Spectral Diffusion

Feb 3, 2023

Building upon some techniques from a previous post, here we continue guiding Stable Diffusion with audio spectra.

Process

Starting with a blurred noise field as before, we then render the audio spectrum using pie slices. Of course this is not a typical way to render a spectrum, but it is also nothing particularly exotic.
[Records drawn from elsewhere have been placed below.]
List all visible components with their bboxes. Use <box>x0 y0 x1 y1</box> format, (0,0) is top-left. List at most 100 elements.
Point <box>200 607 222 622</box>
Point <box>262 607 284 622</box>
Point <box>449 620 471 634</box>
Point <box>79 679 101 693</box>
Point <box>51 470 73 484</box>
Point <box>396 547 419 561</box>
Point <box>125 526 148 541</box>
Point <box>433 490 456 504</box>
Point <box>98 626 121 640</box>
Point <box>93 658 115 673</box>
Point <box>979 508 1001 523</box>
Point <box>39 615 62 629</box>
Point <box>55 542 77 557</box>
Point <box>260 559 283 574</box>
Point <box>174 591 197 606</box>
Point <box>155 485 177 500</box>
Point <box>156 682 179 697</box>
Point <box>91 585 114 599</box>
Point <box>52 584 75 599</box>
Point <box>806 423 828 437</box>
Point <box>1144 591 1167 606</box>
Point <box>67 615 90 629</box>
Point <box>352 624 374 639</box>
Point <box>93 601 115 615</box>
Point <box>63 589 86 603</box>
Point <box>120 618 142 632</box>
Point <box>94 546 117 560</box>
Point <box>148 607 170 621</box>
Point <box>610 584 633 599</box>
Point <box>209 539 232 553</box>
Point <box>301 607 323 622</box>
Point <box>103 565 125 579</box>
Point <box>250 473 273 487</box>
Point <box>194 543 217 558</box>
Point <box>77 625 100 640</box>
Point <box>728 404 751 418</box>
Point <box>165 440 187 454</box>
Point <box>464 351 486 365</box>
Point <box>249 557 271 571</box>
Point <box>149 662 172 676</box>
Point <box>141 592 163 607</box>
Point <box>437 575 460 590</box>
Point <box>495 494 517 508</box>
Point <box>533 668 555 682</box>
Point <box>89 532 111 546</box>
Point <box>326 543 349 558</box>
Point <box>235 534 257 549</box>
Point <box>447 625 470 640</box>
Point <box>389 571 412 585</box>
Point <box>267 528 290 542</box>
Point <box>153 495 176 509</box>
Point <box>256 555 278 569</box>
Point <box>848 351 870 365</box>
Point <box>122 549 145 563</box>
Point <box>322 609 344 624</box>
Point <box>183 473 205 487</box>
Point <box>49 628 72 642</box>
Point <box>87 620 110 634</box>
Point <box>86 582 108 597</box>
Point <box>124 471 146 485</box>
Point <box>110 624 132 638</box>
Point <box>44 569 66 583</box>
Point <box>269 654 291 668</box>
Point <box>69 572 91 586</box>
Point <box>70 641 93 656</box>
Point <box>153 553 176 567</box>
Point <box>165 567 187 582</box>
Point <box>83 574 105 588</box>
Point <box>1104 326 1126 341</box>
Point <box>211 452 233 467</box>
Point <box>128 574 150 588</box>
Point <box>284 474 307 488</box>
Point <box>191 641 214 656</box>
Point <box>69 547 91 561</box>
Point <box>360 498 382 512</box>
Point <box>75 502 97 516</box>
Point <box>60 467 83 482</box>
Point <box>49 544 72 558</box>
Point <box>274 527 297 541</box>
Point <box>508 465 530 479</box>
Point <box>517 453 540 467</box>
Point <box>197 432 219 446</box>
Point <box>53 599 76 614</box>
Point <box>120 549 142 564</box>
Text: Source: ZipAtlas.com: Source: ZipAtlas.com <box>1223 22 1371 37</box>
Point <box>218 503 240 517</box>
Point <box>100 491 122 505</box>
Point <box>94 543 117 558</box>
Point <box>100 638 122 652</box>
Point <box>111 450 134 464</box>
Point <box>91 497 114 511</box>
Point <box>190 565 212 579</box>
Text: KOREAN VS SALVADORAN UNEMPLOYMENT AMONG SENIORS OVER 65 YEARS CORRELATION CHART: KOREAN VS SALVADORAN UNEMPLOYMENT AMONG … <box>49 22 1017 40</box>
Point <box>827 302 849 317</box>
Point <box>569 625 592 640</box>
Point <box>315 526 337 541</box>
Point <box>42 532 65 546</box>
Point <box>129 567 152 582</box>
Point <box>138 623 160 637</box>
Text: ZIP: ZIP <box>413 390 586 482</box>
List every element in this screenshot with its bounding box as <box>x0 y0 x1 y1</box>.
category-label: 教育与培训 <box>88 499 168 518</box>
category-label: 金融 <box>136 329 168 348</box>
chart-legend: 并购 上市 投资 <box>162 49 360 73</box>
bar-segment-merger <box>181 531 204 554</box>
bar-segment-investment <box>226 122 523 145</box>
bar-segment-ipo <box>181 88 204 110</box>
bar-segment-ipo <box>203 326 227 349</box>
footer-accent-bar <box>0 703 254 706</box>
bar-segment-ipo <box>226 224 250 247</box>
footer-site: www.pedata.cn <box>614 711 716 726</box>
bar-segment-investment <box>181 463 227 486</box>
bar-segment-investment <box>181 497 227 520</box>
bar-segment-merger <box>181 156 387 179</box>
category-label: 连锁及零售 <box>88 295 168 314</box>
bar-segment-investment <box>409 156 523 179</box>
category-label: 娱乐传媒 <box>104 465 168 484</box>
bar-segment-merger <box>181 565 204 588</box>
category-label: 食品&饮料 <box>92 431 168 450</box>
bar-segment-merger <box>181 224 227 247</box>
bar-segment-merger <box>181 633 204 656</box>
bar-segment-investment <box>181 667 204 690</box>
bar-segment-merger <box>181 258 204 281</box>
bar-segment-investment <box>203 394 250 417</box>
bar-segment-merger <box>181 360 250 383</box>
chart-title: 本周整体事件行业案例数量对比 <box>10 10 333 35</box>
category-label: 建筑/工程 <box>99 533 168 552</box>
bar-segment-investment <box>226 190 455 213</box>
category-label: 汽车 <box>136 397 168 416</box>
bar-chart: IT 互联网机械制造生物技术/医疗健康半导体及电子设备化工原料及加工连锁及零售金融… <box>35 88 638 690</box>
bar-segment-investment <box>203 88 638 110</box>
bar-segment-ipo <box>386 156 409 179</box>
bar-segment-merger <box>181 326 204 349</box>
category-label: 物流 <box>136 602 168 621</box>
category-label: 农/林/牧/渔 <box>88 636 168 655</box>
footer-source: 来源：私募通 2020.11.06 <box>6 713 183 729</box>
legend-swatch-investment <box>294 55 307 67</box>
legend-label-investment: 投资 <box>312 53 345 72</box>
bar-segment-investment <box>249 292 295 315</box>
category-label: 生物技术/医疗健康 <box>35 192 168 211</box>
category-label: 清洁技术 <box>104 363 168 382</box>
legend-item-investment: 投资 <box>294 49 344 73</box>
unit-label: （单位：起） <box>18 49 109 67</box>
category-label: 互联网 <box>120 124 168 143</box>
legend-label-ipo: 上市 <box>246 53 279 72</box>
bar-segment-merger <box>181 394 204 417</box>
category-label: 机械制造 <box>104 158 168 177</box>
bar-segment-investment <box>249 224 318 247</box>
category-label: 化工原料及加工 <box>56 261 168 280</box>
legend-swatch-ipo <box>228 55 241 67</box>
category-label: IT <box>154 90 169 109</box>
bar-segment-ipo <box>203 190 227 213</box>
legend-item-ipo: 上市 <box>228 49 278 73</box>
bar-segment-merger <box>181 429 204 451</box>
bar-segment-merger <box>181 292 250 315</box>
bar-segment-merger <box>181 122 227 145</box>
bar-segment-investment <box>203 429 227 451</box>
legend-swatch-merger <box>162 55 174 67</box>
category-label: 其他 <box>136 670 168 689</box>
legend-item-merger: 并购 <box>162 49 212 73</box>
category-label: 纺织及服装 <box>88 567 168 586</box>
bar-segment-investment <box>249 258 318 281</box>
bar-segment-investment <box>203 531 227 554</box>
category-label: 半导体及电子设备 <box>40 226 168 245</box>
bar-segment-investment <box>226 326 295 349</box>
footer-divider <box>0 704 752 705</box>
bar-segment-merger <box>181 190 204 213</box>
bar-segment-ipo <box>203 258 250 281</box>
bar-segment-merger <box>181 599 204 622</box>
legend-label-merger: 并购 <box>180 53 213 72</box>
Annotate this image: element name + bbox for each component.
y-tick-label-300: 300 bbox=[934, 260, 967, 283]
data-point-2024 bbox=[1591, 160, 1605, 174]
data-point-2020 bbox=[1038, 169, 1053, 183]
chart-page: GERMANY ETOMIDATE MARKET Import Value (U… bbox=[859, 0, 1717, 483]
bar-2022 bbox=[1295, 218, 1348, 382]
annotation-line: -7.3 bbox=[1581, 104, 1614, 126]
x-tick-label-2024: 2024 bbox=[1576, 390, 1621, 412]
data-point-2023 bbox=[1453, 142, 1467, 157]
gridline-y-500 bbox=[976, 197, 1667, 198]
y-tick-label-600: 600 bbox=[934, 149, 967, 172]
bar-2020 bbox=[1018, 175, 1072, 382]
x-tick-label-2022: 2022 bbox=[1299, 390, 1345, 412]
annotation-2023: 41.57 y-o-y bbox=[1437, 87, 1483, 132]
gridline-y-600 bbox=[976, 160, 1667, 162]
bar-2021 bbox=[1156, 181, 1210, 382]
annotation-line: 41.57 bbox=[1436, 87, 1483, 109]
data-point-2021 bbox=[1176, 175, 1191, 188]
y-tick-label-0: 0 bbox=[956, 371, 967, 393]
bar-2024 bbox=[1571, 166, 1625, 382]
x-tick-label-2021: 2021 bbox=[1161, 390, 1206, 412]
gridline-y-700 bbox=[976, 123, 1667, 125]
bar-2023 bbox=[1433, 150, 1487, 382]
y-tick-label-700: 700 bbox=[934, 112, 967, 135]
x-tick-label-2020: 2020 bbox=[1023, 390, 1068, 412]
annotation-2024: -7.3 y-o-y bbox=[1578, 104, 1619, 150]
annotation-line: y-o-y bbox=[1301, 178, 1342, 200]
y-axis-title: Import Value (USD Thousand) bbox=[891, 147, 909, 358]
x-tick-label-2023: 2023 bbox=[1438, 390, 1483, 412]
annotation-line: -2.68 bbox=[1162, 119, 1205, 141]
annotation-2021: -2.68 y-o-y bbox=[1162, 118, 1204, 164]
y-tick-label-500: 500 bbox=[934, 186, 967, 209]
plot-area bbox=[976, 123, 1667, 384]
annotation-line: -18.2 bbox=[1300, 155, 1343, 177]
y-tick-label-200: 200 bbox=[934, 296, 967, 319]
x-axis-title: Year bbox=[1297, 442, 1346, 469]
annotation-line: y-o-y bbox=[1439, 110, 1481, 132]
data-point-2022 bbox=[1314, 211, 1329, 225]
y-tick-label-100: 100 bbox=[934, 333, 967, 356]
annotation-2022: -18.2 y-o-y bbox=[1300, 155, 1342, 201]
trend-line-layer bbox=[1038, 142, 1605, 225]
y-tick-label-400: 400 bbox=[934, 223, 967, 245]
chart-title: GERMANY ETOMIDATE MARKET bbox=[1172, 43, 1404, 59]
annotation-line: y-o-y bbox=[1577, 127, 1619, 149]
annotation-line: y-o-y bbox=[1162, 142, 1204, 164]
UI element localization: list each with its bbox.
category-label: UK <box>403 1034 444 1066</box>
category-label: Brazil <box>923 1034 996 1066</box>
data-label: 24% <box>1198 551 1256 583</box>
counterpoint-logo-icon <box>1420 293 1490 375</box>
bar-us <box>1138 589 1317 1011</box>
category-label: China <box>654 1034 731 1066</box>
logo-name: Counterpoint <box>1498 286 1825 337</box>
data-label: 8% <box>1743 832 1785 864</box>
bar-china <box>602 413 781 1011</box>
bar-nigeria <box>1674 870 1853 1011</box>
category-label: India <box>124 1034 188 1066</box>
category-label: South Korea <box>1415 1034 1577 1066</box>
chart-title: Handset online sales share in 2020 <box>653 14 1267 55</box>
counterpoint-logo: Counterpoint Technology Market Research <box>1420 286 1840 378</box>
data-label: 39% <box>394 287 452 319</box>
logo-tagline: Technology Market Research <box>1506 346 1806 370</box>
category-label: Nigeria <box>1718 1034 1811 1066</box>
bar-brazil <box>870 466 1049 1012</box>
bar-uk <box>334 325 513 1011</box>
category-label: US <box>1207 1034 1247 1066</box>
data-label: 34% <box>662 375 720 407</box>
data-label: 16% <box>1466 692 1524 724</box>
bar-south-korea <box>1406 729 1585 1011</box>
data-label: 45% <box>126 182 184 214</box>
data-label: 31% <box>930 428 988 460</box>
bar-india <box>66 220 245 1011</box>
The code for a half pie (or one π) looks something like this:

draw = ImageDraw.Draw(im)
draw.pieslice(
    pos + size,
    i * angle_step - 90,
    (i + 1) * angle_step - 90,
    fill=color,
)

The results for the first few frames follow.

Using this to guide Stable Diffusion with some prompts about gas masks and helmets, we get a pleasant array of futuristic imagery, with a fanciful twist on the spectra above.

Desaturating the images also makes for some nice effects.

im = im.filter(ImageFilter.GaussianBlur(radius=2))
im = im.convert('L')  # desaturate
# im = ImageOps.invert(im)  # not using this, but fun to play with
im = ImageOps.autocontrast(im)
# im = ImageOps.equalize(im)  # cool, but probably too much

Drawing images in Python is not the best experience, so we also output a CSV of the frequency bins.

import math
from scipy.fft import rfft, rfftfreq

# similar to the way we created images, skipping some setup, we chop the audio and extract frequency content

for c in range(n_chunks):
sample_start = int(c * n_chunk_samples)
    sample_end = int(sample_start + n_chunk_samples)
    signal = signal_original[sample_start:sample_end]

    n_samples = sample_end - sample_start
    seconds = n_samples / float(sample_rate)

    n_channels = len(signal.shape)
    if n_channels == 2:
        signal = signal.sum(axis=1) / 2

    signal = np.divide(signal, 2**16)  # assuming 16 bit WAV here

    n_window_samples = math.floor(window_size * sample_rate)
    amps = rfft(signal, n_window_samples)
    amps = np.absolute(amps)
    freqs = rfftfreq(n_window_samples, 1 / sample_rate)

    indices = np.logspace(1, math.log(n_window_samples / 2, 10), num=256).astype(int)
    text_amps = np.take(amps, indices)
    texts.append(text_amps)

# but later write this to a file
import csv

with open("funky_out.csv", "w", newline="") as file:
    writer = csv.writer(file)
    writer.writerows(texts)

We can then import the CSV into a P5.js sketch to more quickly iterate on a variety of renderings.

Polar coordinates are always fun, so let’s try rendering with those.

function draw() {
    let frame = (frameCount - 1) % totalFrames;
    let step = size / totalBins;
    row = table.getRow(frame);

    translate(width / 2, height / 2);
    background(255);

    let n = 0;
    for (let i = 0; i < totalBins; i++) {
        let m = row.get(i);

        let c = color(i * 4, m * 2, 100);
        fill(c);

        for (let t = 0; t < m * 4; t++) {
            let theta = t - 90;
            let rho = i * 2 + sin(t * 8) * 4;

            // polar to cartesian
            let x = rho * cos(theta);
            let y = rho * sin(theta);

            circle(x, y, step);

            theta = 180 - theta;
            x = rho * cos(theta);
            y = rho * sin(theta);

            circle(x, y, step);
        }
    }
}

Finally, rendering the audio as circles yields the video at the top of this page.